Re: My Les Paul is noisy! Video!
I'm out too. Have fun.
but good luck explaining how your body can ground a guitar by touching the strings without a ground being connected to the bridge.
(God, I had to stick my head in the door on my way to the water fountain.)
Okay. The human body is a big bag of water-filled tissues and conductive electrolytes. We are constantly picking up and shedding electrical charge. On average, we are pretty neutral on the +/- voltage thing. Also, our sheer mass makes us able to sink a fair amount of charge (not at high currents or anything, but significant for the purposes of this discussion). Ever get shocked by static electricity? That's you and some piece of metal (or maybe another person, etc.) trading electrical charge and getting back to zero (more or less).
Don't believe it? Try this:
1.) Take a guitar cable and plug one end into an amp, but keep the other end free.

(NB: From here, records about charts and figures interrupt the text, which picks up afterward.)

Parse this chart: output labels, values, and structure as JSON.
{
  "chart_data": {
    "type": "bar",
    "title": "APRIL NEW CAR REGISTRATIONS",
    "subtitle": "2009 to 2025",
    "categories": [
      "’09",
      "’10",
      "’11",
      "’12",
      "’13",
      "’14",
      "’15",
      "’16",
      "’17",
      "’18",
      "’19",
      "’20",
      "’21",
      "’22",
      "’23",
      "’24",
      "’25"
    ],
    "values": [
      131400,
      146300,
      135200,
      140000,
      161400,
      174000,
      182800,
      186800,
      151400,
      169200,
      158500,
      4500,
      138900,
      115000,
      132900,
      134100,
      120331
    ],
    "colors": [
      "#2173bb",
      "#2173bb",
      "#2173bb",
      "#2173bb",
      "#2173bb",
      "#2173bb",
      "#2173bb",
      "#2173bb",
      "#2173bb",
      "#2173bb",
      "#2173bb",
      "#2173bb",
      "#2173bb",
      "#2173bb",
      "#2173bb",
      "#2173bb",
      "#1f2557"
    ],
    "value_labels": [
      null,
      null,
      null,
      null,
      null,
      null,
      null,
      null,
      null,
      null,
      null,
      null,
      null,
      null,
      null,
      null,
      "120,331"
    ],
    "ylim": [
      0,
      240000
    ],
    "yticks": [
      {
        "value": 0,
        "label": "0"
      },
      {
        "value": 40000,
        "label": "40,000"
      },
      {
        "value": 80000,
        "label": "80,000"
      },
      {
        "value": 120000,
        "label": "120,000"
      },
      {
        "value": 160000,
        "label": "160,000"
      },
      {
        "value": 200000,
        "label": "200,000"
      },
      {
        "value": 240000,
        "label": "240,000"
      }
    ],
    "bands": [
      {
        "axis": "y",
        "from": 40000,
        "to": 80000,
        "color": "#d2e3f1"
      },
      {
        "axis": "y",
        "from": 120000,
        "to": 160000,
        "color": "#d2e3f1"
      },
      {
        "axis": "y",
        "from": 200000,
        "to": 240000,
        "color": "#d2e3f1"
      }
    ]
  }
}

2.) Turn on the amp and dial up a decent amount of gain -- enough that you hear noise through the amp without touching the cable.
3.) Pick up the cable and touch the different parts of the 1/4" plug. Press on the tip with your finger. Loud, huh? Now press good and hard on the sleeve (ground). Does it maybe get quieter?
4.) Now touch the tip of the cable to a ground on the inside of a guitar cavity. Or some random thing like the grounded chassis of a stereo component. Or a metal filing cabinet. See what happens.
5.) Then see what those various ground points do with the sleeve on the guitar cable.
I don't claim to know everything about guitar wiring, but dude, this is real.